Exploration Let \(y=a \sin x+b \cos x\) Use the symbolic manipulator of a computer algebra system (CAS) to help you with the following: (a) Express y as a sinusoid for the following pairs of values: a=2, b=1 ; \quad a=1, b=2 ; \quad a=5, b=2 ; \quad a=2, b=5 a=3, b=4 (b) Conjecture another formula for \(y\) for any pair of positive integers. Try other values if necessary. (c) Check your conjecture with a CAS. (d) Use the following formulas for the sine or cosine of a sum or difference of two angles to confirm your conjecture. \(\begin{aligned} \sin \alpha \cos \beta & \pm \cos \alpha \sin \beta=\sin (\alpha \pm \beta) \\ \cos \alpha \cos \beta \pm \sin \alpha \sin \beta &=\cos (\alpha \mp \beta) \end{aligned}\)

Short answer

The conjectured formula for \(y\) for any pair of positive integers is \( y = \sqrt{{a}^2 + {b}^2} * \sin\left(x + \arctan\left(\frac {b}{a}\right)\right)\), which has been confirmed through comparisons with a Computer Algebra System and via a trigonometric identity. This formula also proves to be equivalent to the initial expressions for the given pairs of 'a' and 'b'.

Step-by-step solution

Express \(y\) as a Sinusoid

Use the formula \(y = R * \sin(x + \alpha)\), where \( R = \sqrt {{a}^2 + {b}^2}\) and \(\alpha = \arctan(\frac{b}{a})\). These calculations will provide the equivalent sinusoidal expressions for different 'a' and 'b' values provided. For instance, when a=2, b=1, the required values would be \(R= \sqrt{5}, \alpha = \arctan(\frac{1}{2})\). Do the same for other given pairs.

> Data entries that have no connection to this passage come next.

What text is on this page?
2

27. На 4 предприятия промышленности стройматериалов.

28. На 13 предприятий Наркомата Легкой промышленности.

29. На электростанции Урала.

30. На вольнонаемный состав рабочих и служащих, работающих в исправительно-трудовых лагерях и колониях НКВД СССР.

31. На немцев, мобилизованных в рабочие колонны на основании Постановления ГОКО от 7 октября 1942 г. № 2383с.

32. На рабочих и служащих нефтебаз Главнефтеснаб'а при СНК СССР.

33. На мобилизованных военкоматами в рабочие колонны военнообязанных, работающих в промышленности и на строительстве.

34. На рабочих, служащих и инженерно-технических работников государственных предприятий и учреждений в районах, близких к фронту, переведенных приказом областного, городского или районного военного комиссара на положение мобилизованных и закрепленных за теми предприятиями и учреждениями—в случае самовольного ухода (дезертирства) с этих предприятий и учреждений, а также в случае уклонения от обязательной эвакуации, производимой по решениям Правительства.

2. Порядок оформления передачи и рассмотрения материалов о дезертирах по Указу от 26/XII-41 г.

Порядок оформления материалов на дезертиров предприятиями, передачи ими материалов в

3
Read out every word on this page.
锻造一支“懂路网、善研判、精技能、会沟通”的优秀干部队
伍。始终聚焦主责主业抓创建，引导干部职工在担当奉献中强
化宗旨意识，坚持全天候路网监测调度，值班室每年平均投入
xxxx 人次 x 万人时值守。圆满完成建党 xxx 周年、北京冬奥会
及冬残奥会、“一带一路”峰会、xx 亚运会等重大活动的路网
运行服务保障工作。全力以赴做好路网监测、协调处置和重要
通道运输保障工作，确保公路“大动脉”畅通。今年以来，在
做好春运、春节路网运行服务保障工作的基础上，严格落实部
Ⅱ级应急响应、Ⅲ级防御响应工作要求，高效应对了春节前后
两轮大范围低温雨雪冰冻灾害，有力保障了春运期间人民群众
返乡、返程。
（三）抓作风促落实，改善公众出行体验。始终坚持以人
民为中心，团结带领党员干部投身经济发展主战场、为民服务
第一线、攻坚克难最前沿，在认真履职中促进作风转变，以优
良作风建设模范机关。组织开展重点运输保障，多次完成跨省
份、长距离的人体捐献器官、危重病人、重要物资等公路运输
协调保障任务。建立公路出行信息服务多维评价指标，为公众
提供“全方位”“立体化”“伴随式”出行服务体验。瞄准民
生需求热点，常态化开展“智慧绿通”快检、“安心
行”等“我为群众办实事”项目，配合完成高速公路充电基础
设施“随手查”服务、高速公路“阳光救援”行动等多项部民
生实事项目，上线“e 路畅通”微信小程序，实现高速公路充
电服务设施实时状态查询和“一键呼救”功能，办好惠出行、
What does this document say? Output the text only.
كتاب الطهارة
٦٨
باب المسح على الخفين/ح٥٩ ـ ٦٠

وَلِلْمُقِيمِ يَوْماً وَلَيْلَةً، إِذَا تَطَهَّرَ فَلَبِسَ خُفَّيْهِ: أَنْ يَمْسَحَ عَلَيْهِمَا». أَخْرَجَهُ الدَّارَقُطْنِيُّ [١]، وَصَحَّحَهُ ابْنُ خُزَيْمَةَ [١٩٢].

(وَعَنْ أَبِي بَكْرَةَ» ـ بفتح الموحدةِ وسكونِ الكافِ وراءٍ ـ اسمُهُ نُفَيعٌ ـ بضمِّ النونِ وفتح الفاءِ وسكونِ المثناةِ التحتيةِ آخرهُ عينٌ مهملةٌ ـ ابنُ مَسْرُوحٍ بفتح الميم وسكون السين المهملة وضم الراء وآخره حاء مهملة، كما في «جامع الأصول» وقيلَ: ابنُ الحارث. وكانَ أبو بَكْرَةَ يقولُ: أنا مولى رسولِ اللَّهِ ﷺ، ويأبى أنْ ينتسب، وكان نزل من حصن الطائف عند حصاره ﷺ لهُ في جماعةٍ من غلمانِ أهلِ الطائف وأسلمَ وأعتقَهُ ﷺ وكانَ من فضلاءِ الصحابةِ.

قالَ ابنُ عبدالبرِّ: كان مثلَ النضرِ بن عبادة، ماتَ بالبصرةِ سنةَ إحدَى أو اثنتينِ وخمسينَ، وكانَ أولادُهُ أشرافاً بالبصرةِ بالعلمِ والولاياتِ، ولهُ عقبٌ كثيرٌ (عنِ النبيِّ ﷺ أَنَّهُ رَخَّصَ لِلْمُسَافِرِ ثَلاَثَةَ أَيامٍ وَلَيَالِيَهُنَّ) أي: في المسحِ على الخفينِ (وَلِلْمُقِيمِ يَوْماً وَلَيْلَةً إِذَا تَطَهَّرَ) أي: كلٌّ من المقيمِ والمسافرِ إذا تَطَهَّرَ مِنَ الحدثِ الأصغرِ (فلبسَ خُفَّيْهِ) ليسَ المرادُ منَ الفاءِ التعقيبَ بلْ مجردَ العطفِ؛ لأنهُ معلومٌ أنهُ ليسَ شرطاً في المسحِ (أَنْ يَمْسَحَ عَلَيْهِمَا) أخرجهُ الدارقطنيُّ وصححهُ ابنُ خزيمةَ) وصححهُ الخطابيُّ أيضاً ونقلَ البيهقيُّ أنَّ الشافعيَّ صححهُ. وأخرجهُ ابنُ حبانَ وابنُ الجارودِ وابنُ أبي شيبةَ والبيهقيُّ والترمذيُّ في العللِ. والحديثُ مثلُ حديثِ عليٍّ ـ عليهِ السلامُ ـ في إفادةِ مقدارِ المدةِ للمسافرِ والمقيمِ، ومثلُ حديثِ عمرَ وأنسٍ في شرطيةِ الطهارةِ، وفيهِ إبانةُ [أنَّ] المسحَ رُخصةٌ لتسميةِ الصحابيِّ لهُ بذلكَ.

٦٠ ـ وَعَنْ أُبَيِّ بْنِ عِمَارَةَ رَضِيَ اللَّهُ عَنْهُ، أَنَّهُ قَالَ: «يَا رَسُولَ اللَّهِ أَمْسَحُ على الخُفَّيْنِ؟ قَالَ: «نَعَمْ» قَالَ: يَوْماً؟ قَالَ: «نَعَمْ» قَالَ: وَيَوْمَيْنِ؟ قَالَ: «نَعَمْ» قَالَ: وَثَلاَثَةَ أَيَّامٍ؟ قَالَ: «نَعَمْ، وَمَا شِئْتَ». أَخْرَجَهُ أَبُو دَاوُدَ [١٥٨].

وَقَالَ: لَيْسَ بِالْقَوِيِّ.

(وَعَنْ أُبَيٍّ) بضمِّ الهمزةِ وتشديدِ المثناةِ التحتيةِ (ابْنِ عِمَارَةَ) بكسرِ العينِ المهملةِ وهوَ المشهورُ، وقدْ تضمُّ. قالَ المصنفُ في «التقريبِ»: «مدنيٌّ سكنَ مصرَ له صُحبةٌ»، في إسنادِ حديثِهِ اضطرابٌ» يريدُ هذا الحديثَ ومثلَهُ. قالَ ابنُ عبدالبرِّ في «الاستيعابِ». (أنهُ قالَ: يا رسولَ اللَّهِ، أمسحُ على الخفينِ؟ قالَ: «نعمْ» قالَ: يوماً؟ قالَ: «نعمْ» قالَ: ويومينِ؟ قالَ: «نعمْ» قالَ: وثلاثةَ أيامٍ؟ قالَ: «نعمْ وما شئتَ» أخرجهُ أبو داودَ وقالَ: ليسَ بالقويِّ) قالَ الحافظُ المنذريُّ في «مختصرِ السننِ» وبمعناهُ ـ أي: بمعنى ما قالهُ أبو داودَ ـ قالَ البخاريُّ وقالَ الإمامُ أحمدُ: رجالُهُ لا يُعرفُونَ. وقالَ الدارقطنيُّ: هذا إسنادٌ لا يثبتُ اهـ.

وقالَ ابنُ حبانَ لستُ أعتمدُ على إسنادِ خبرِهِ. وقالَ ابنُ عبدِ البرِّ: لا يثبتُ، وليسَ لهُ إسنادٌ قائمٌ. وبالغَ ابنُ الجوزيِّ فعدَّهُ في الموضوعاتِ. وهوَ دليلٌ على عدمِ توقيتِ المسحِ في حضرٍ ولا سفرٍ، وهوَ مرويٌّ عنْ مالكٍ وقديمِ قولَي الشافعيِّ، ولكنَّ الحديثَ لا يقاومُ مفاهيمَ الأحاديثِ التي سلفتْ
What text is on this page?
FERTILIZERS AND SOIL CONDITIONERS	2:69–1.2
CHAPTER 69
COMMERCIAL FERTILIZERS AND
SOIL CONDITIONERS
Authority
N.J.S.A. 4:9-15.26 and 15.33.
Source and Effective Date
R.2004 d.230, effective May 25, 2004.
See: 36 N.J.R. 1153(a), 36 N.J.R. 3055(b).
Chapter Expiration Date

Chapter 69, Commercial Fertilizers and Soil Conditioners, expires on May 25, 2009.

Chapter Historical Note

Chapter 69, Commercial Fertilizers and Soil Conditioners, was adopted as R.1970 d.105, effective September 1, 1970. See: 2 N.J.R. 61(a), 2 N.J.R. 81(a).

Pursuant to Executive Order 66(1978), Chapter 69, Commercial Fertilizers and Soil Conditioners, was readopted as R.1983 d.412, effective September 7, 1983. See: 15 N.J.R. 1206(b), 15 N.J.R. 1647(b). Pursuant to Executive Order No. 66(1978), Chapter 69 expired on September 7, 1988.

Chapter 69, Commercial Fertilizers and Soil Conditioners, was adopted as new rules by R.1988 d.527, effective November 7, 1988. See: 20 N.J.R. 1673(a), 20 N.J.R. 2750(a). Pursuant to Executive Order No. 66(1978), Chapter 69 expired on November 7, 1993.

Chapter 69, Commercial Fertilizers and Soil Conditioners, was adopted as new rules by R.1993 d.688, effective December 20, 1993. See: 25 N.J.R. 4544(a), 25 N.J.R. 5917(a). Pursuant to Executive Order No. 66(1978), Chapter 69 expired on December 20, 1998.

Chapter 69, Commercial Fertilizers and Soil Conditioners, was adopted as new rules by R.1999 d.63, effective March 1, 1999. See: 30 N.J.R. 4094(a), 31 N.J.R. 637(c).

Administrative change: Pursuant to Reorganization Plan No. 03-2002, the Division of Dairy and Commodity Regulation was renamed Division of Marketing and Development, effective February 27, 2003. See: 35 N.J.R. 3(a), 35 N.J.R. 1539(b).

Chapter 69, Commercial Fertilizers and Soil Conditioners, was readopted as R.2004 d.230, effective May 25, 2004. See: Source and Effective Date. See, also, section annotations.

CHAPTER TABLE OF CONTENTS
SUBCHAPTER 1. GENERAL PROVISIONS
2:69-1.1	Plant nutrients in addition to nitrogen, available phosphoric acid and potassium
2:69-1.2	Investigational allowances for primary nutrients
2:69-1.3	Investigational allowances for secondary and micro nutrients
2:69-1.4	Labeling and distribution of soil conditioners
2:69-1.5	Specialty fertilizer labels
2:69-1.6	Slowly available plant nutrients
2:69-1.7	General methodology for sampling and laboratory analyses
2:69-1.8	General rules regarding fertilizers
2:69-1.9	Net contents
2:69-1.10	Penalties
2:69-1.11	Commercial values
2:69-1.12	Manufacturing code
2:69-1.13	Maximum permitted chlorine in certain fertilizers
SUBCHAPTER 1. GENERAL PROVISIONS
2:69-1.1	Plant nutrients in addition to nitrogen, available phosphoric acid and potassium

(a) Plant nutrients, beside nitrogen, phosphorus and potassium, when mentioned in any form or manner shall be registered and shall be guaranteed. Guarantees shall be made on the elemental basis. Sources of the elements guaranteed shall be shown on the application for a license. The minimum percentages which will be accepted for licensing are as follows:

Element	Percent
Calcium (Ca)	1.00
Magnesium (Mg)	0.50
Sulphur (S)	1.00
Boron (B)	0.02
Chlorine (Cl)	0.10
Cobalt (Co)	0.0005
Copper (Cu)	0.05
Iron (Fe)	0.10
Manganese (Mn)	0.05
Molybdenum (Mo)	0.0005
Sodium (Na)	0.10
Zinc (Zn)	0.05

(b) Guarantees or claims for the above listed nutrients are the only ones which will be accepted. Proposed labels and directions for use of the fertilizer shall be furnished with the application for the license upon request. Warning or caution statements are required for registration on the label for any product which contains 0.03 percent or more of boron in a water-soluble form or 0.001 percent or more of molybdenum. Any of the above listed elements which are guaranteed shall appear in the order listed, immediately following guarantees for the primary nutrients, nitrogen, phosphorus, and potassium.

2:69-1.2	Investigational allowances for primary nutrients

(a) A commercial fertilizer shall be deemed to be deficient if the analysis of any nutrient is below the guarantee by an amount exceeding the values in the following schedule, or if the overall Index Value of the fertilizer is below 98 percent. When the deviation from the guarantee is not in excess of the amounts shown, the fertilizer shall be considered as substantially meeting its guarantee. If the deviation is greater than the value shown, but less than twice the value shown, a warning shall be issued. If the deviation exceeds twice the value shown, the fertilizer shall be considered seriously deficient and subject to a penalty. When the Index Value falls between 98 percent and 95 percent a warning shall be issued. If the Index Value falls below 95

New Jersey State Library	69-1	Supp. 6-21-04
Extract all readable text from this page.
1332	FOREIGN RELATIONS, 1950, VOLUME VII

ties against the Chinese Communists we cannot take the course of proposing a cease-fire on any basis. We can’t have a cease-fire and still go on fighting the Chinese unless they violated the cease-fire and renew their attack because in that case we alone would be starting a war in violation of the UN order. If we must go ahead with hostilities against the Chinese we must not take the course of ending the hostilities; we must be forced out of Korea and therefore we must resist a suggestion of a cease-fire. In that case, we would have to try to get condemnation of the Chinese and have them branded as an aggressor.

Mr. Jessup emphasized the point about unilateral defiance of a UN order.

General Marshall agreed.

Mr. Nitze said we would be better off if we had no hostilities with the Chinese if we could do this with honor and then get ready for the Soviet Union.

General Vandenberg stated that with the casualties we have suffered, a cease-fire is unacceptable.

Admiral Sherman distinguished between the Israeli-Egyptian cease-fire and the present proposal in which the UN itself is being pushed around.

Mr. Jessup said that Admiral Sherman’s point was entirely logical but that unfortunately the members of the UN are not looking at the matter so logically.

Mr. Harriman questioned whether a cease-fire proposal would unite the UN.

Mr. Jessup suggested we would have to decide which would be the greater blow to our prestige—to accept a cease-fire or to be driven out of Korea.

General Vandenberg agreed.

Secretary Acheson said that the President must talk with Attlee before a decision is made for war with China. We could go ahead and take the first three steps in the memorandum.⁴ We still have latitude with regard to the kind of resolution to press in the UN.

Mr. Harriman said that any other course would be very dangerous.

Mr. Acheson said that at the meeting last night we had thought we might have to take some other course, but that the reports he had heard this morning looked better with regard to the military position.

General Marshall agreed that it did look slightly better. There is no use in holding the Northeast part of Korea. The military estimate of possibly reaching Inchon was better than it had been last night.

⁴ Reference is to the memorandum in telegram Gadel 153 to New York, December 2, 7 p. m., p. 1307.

Conjecture a formula for \(y\)

The formulas for 'y' for each pair of 'a' and 'b' seem to share a common factor. It might be observed that for any pair of positive integers, we can come up with a general formula : \( y = \sqrt{{a}^2 + {b}^2} * \sin\left(x + \arctan\left(\frac {b}{a}\right)\right)\)

Check the Conjecture with a CAS

Substitute some different pairs of positive integers into the conjectured formula and compare the results with a Computer Algebra System. They should coincide, confirming the conjecture's validity.

Confirm the Conjecture by Trigonometry

To confirm this conjecture, make use of the identity \(\sin(\alpha + \beta) = \sin\alpha * \cos\beta + \cos\alpha * \sin\beta\). Substitute \(\alpha = x\) and \(\beta = \arctan(\frac {b}{a})\) into this identity. Considering \(\tan\beta = \frac {b}{a}\), we see that \(\cos\beta = \frac {a}{\sqrt{{a}^2 + {b}^2}}\) and \(\sin\beta = \frac {b}{\sqrt{{a}^2 + {b}^2}}\). This will return the original expression \( a * \sin x + b * \cos x\), hence confirming the conjecture.